Day after day this is how an actor’s life happens. And day after day it’s a rollercoaster ride – an overused metaphor, I know. You strap yourself in and the moment that the carriage jerks away from the station you relinquish control to the ride. The ride has all the power. And if you don’t like the heights of that endless rise you certainly are not going to like that fall you are staring into. And it’s just fucking tough and there is fuck all you can do about it. 

So here I am, strapped in and falling.  

I speak, scream, cry and blaze with rage and they listen. My partner says nothing because they have been on the ride with me for five years. Five long years they have been by my side. They are as strapped in as me. The problem is…it isn’t their ride. I see the tiredness in my partner’s eyes. And it scares me. 

I look into an insecure future, again. As do all those closest to me. I see all I have sacrificed and all I have worked towards disappearing and today, being dropped by my agent, I am exhausted. Today, I have nothing to give to the struggle of being an actor. Do you understand what I mean?

Exhaustion. Bone weary.

This happens all the time to actors that it has become commonplace. My overly dramatic reaction came towards the end of a difficult personal year for me. And once my emotional reaction wore off I began to see that something was very very wrong with this termination. It made no sense and I was determined to find out why.

# 1 – Why?

I like to start with why.

Why am I writing a blog called The Failed Actor’s Blog? It’s simple. Last year I came to face certain truths that have been lurking in the background of my life for many, many years. It’s a simple truth. And the truth goes something like this: No matter what I did, no matter how experienced I was, no matter how hard I worked to be the best actor that I could be (with all it’s implied limitations) no matter what I have sacrificed (and the sacrifices have been legion) my career was failing.

I have to take some blame for that and I am sure that we will discuss this in future blogs. There are many ways that I have failed myself. I could have been more confident in selling myself, I could have worked harder at developing accent work that would have made my CV more attractive. All these and more we will explore.

But what is often not explored is how so many actors are failed, not by themselves only, but by an industry that is determined to keep actors silent, acquiescent. An industry, whose brutal, competitive nature creates an environment that leads to mental health issues and burgeoning egos. Where careers are launched and lauded and yet the 1% that work constantly do not represent the world we live in nor is it guaranteed that they have any talent, whatsoever.

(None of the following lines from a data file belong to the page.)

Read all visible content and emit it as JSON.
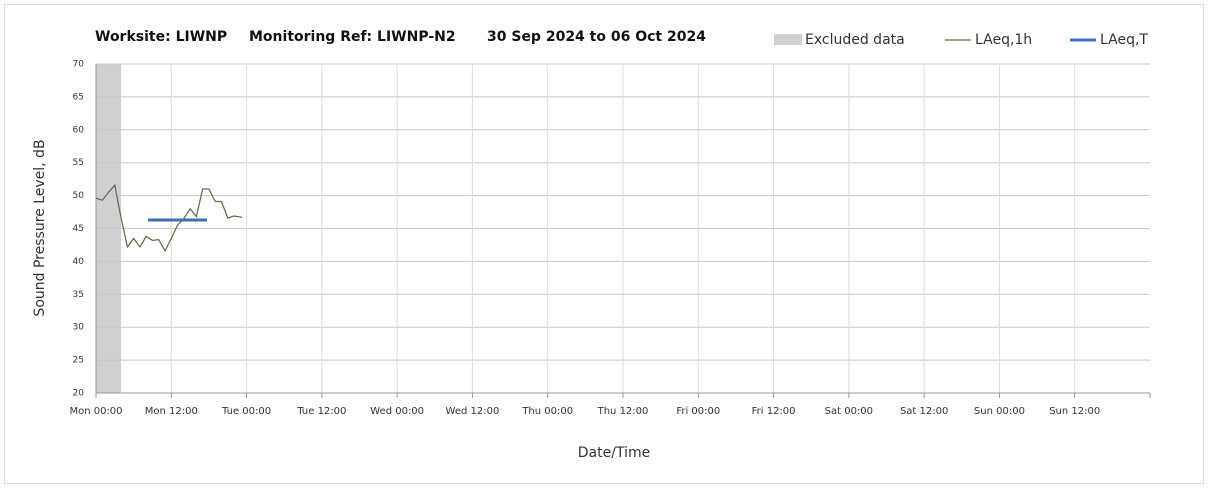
{
  "chart_data": {
    "type": "line",
    "title": [
      "Worksite: LIWNP",
      "Monitoring Ref: LIWNP-N2",
      "30 Sep 2024 to 06 Oct 2024"
    ],
    "xlabel": "Date/Time",
    "ylabel": "Sound Pressure Level, dB",
    "xlim": [
      0,
      168
    ],
    "xticks": [
      {
        "value": 0,
        "label": "Mon 00:00"
      },
      {
        "value": 12,
        "label": "Mon 12:00"
      },
      {
        "value": 24,
        "label": "Tue 00:00"
      },
      {
        "value": 36,
        "label": "Tue 12:00"
      },
      {
        "value": 48,
        "label": "Wed 00:00"
      },
      {
        "value": 60,
        "label": "Wed 12:00"
      },
      {
        "value": 72,
        "label": "Thu 00:00"
      },
      {
        "value": 84,
        "label": "Thu 12:00"
      },
      {
        "value": 96,
        "label": "Fri 00:00"
      },
      {
        "value": 108,
        "label": "Fri 12:00"
      },
      {
        "value": 120,
        "label": "Sat 00:00"
      },
      {
        "value": 132,
        "label": "Sat 12:00"
      },
      {
        "value": 144,
        "label": "Sun 00:00"
      },
      {
        "value": 156,
        "label": "Sun 12:00"
      }
    ],
    "ylim": [
      20,
      70
    ],
    "yticks": [
      20,
      25,
      30,
      35,
      40,
      45,
      50,
      55,
      60,
      65,
      70
    ],
    "grid": true,
    "excluded": {
      "name": "Excluded data",
      "color": "#d0d0d0",
      "x": [
        0,
        4
      ]
    },
    "series": [
      {
        "name": "LAeq,1h",
        "color": "#5b6b48",
        "x": [
          0,
          1,
          2,
          3,
          3.7,
          5,
          6,
          7,
          8,
          9,
          10,
          11,
          12,
          13,
          14,
          15,
          16,
          17,
          18,
          19,
          20,
          21,
          22,
          23.3
        ],
        "values": [
          49.6,
          49.3,
          50.5,
          51.6,
          48,
          42.2,
          43.5,
          42.2,
          43.8,
          43.2,
          43.3,
          41.6,
          43.5,
          45.5,
          46.5,
          48,
          46.8,
          51,
          51,
          49.1,
          49.1,
          46.6,
          46.9,
          46.7
        ]
      },
      {
        "name": "LAeq,T",
        "color": "#3f6fb0",
        "x": [
          8.3,
          17.7
        ],
        "values": [
          46.3,
          46.3
        ]
      }
    ]
  }
}
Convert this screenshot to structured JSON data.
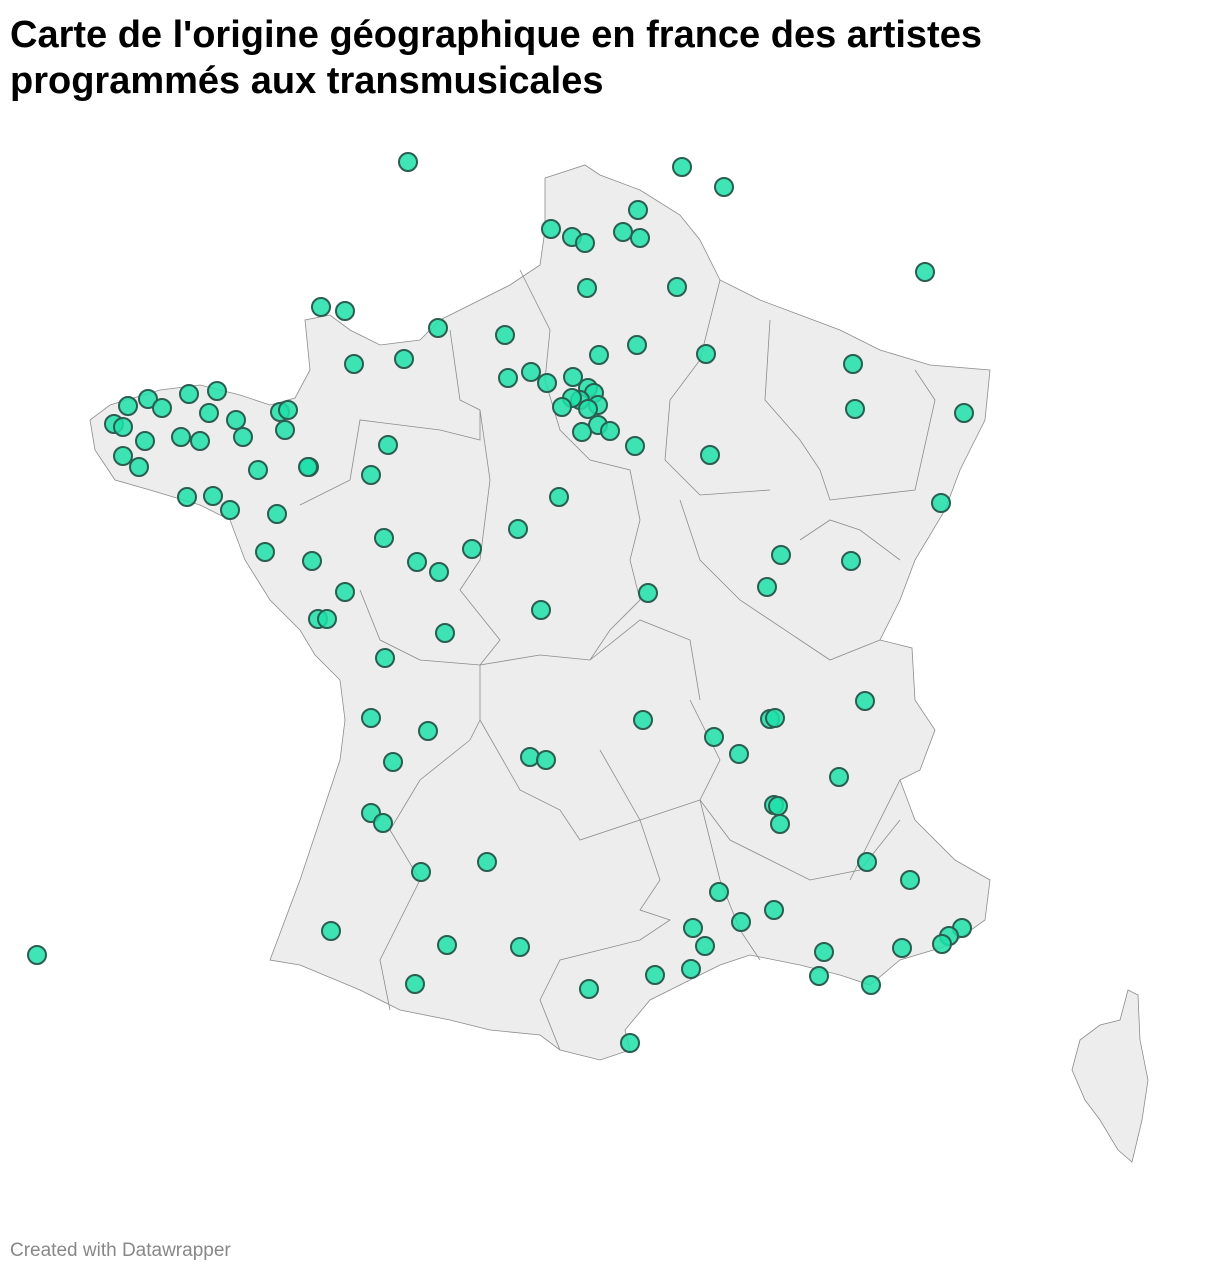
{
  "title": "Carte de l'origine géographique en france des artistes programmés aux transmusicales",
  "credit": "Created with Datawrapper",
  "colors": {
    "marker": "#1ee0a8",
    "marker_stroke": "#2a5e50",
    "land": "#ededed",
    "border": "#8c8c8c"
  },
  "map": {
    "kind": "symbol-map",
    "region": "France",
    "basemap": "regions"
  }
}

Again and again I ask myself why? Why is the industry this way? And can it be any better? I don’t know. But I am going to use this blog to explore all of this. I am not perfect. Due to reviews I’ve received and how I have developed my craft I know I am a good actor but I was striving more to be a ‘working’ actor. I never ever cared about fame and fortune (not that that wouldn’t have been nice) but I did want to always be able to pay my rent through my acting career. That hardly ever happened. There have been bursts of that but mostly I have had to do other jobs to just survive. And there is nothing wrong with that.

Until you enter your forties and you realise that this is going to be your life. That you are not going to achieve being a ‘working’ actor and that there are so many obstacles against you that you start to recognise the new truth – it isn’t going to happen for you. And that brings much sadness, some regret and an awful feeling of waste.

I want to explore those obstacles and ask why they are there and what, if anything, can be done about them.